DiscusiónLa colecistitis aguda es una patología en la cual el tiempo modifica la anatomía y el riesgo. La progresión desde inflamación edematosa a necrosis y perforación explica por qué la cirugía temprana es costo-efectiva y clínicamente superior. WSES y TG convergen en que la colecistectomía laparoscópica temprana debe ser la estrategia por defecto en pacientes aptos, reservando el manejo no operatorio para casos seleccionados1,4.
En el contexto chileno, el principal desafío no suele ser la falta de guías, sino la implementación: disponibilidad de pabellón, flujos de derivación y acceso a radiología intervencional. La evidencia nacional sugiere que el retraso quirúrgico se asocia a mayor morbilidad3. En esta línea, la estandarización de rutas clínicas (sospecha → eco precoz → antibióticos → priorización quirúrgica → estrategias de salida) puede traducirse en mejoras reales de desenlaces.
En pacientes críticos, la colecistitis alitiásica exige una sospecha clínica constante. La ausencia de dolor típico no la descarta y la mortalidad se relaciona con el diagnóstico tardío. El drenaje vesicular precoz en alto riesgo cumple el objetivo central del manejo de sepsis: control de foco. Finalmente, desde la perspectiva de calidad quirúrgica, la seguridad técnica debe guiar las decisiones: conversión o colecistectomía subtotal son estrategias válidas para prevenir lesión biliar, particularmente en escenarios de inflamación avanzada.
ConclusionesLa colecistitis aguda es una urgencia quirúrgica frecuente y de alta relevancia clínica. El diagnóstico se apoya en la clínica, la respuesta inflamatoria sistémica y la ecografía como primer examen. Las guías internacionales vigentes (TG y WSES) recomiendan colecistectomía laparoscópica temprana durante la misma hospitalización en la mayoría de pacientes, con estrategias escalonadas y drenaje vesicular en casos con disfunción orgánica o riesgo quirúrgico extremo. En Chile, la oportunidad quirúrgica continúa siendo un determinante práctico de desenlaces, por lo que la implementación de flujos clínicos que favorezcan diagnóstico precoz, priorización quirúrgica y cirugía segura es esencial para reducir complicaciones.

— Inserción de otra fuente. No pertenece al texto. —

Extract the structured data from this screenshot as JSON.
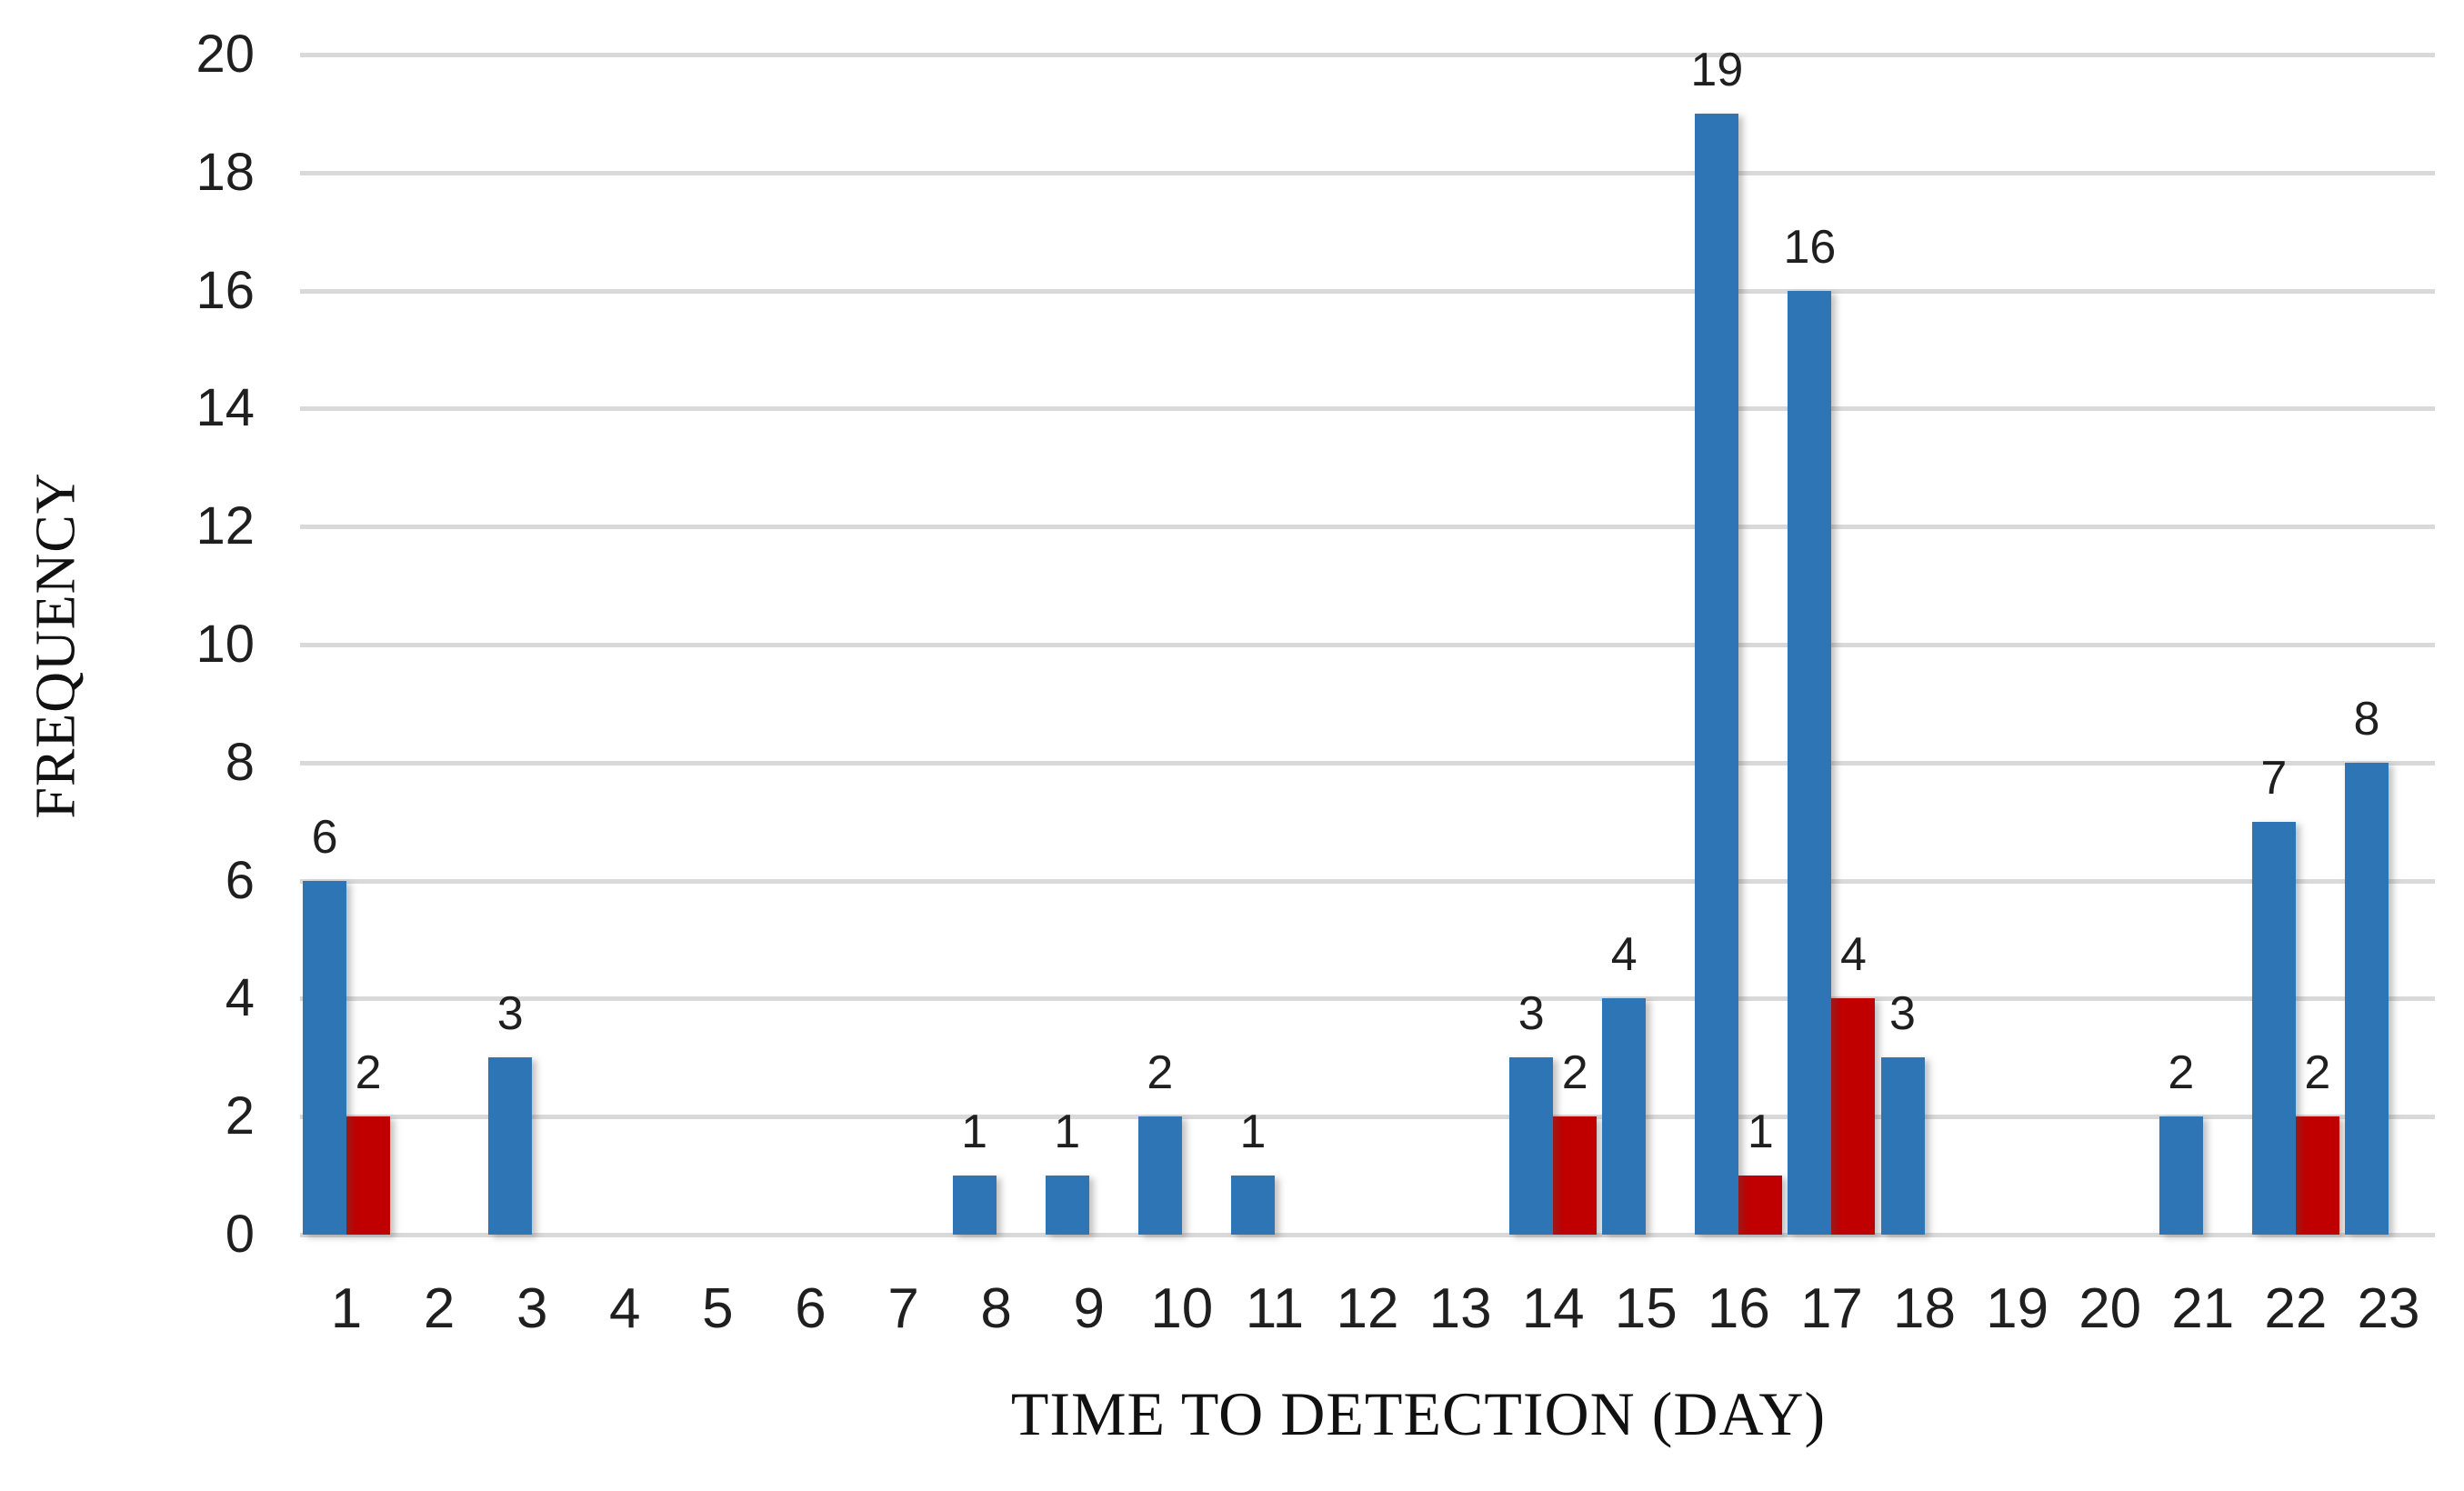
{
  "chart_data": {
    "type": "bar",
    "title": "",
    "xlabel": "TIME TO DETECTION (DAY)",
    "ylabel": "FREQUENCY",
    "categories": [
      1,
      2,
      3,
      4,
      5,
      6,
      7,
      8,
      9,
      10,
      11,
      12,
      13,
      14,
      15,
      16,
      17,
      18,
      19,
      20,
      21,
      22,
      23
    ],
    "series": [
      {
        "name": "blue-series",
        "color": "#2E75B6",
        "values": [
          6,
          0,
          3,
          0,
          0,
          0,
          0,
          1,
          1,
          2,
          1,
          0,
          0,
          3,
          4,
          19,
          16,
          3,
          0,
          0,
          2,
          7,
          8
        ]
      },
      {
        "name": "red-series",
        "color": "#C00000",
        "values": [
          2,
          0,
          0,
          0,
          0,
          0,
          0,
          0,
          0,
          0,
          0,
          0,
          0,
          2,
          0,
          1,
          4,
          0,
          0,
          0,
          0,
          2,
          0
        ]
      }
    ],
    "ylim": [
      0,
      20
    ],
    "yticks": [
      0,
      2,
      4,
      6,
      8,
      10,
      12,
      14,
      16,
      18,
      20
    ],
    "grid": true,
    "legend_position": "none",
    "data_labels": true,
    "gridline_color": "#D9D9D9",
    "label_color": "#1F1F1F"
  },
  "layout_note": "clustered column chart, no legend, white background"
}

Declaración de consideraciones éticasEste manuscrito corresponde a una revisión narrativa de la literatura. No se incluyeron pacientes, datos clínicos identificables ni imágenes, por lo que no se requirió consentimiento informado ni aprobación por comité de ética.
Declaración de financiamientoEl autor declara no haber recibido financiamiento específico para la elaboración de este trabajo.
Declaración de conflicto de interesesEl autor declara no presentar conflictos de interés.